Assez tôt, sans doute pour marquer son indépendance et ne plus être la fille de, elle choisit un pseudonyme, elle devient Yo Laur. En 1912 elle rencontre André Bellot, aviateur et journaliste. Ils se marient en 1913 et partent vivre en Algérie où André a des attaches. Yo Laur peint désormais les fabuleux paysages de l’Afrique du Nord, ainsi que des portraits de femmes indigènes (comme l’on disait alors).

Après la guerre de 1914 où André sert, brillamment, dans l’aviation, ils rentrent en France et s’installent boulevard de Clichy, à Paris. André est journaliste au journal « Le Matin » et Yo continue à peindre. Elle expose dans divers salons et remporte des prix dont une médaille d’Or à Bruxelles.

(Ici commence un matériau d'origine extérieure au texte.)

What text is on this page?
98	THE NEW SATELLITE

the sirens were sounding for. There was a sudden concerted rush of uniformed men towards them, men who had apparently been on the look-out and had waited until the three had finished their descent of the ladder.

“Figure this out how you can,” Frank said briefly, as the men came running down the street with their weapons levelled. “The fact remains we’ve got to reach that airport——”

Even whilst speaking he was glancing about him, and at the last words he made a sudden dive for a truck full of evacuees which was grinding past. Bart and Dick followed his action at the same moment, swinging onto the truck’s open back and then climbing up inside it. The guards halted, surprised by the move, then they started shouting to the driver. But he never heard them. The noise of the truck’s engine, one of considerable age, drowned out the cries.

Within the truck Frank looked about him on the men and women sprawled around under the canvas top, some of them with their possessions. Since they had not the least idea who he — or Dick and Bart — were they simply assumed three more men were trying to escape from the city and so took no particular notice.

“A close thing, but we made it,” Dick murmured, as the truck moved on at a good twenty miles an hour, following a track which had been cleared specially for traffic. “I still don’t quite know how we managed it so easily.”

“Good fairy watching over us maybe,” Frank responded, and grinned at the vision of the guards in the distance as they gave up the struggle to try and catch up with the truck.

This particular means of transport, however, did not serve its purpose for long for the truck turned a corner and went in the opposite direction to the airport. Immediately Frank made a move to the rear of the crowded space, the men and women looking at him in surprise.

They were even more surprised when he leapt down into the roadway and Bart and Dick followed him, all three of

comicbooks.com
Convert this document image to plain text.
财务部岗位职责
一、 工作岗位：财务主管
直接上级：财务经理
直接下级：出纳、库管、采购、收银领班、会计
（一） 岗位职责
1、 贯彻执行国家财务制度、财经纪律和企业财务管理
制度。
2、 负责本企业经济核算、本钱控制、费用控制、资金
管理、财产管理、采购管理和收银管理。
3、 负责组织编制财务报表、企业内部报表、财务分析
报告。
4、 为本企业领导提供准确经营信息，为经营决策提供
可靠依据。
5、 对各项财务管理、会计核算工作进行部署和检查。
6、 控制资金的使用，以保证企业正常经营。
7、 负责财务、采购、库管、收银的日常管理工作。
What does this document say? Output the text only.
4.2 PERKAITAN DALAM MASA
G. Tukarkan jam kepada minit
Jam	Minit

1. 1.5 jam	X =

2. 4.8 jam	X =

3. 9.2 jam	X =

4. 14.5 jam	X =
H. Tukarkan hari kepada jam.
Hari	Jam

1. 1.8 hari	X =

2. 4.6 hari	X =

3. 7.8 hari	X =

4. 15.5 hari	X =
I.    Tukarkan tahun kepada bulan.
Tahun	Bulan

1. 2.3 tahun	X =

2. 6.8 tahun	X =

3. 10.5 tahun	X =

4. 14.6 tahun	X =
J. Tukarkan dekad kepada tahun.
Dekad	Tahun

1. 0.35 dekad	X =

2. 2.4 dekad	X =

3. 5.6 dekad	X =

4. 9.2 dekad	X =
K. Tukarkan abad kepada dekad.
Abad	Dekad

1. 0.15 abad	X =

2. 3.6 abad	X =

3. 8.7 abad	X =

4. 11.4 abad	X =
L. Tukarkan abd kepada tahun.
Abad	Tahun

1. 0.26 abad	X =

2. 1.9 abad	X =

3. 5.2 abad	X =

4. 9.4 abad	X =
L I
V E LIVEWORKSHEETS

Un autre chemin spirituel, différent des arts, de la peinture l’attire : la Franc-Maçonnerie. En 1934 elle devient membre d’une loge du Droit Humain, seule Obédience mixte et internationale dans le paysage maçonnique de cette époque. Elle en restera adhérente jusqu’à l’interdiction de la maçonnerie par le régime de Vichy, en août 1940.

Les hostilités de septembre 1939 la trouvent à Paris, André est mobilisé, toujours dans l’aviation, à Casablanca. Il ne reviendra jamais en France et mourra en 1945, sans avoir revu son épouse.

Nous ne savons rien de ce que fit et pensa Yo Laur pendant l’Occupation si ce n’est qu’une enquête diligentée juste après la Libération, suite à sa déportation, indique « qu’elle a toujours manifesté des sentiments nationaux ».

En effet, le 24 juin 1944 la Gestapo vient perquisitionner à son domicile et l’arrête en compagnie d’autres personnes soupçonnées d’appartenir à la Résistance. Au cours de cette perquisition deux carabines anciennes offertes par Charles Nungesser [2], célèbre aviateur et ami du couple, sont découvertes, ce qui aggrave le cas de Yo Laur.

Fresnes, Yo Laur©

Elle est transférée à la prison de Fresnes puis, après un transit par le camp de Romainville, elle est déportée à Ravensbrück par le convoi parti de Paris le 15 août 1944. Elle porte le numéro matricule 57772 et le triangle rouge des politiques.

Camp de Torgau, Yo Laur©

Après quelques jours, elle est envoyée au camp de Torgau

Löthaus, Yo Laur©
Poste de soudure

mais sera finalement rapatriée à Ravensbrück.

La revue du dimanche, Yo Laur©

Elle a 65 ans et outre tous les maux du système concentrationnaire, elle souffre de graves problèmes pulmonaires.

Polonaises à Ravensbrück, Yo Laur©
debout toute la nuit

Elle s’éteint au Revier le 11 novembre 1944.

L’"infirmerie" Yo Laur©

Depuis sa détention et jusqu’au bout de son martyre, Yo Laur a dessiné, avec toutes les difficultés et dangers que cela pouvait comporter. Ces dessins ont été enterrés, déterrés, cachés puis ramenés en France par Béatrix de Toulouse-Lautrec [3], codétenue et amie de Yo Laur. Ils sont la mémoire du calvaire enduré par les prisonnières de Ravensbrück.

Les dessins :
Madame Marie Charrel, arrière petite-nièce de Yvonne Bellot en autorise la publication par le Cercle d’ étude de la Déportation et de la Shoah. Qu’elle en soit vivement remerciée ici.

Pour permettre au lecteur d’avoir une vision plus complète de la vie de sa parente Marie Charrel a écrit un livre [4] qui met en évidence l’existence, riche et variée, de Yo Laur, ainsi que sa tragique fin.

Catherine Monjanel, juillet 2018.

Ravensbrück, La mémoire et le silence

[1Jean-Léon Gérôme ( Vesoul 1824-1904)

[2Charles Nungesser, né en mars 1892 à Paris, disparu en mai 1927 dans l’Atlantique nord, avec François Coli lors d’une tentative de traversée Paris New-York sans escale, à bord de « l’oiseau blanc ».

[3Béatrix de Toulouse-Lautrec ( 1924-2017) Résistante et déportée.

[4Marie Charrel,  Je suis ici pour vaincre la nuit, éditions Fleuve, 2017.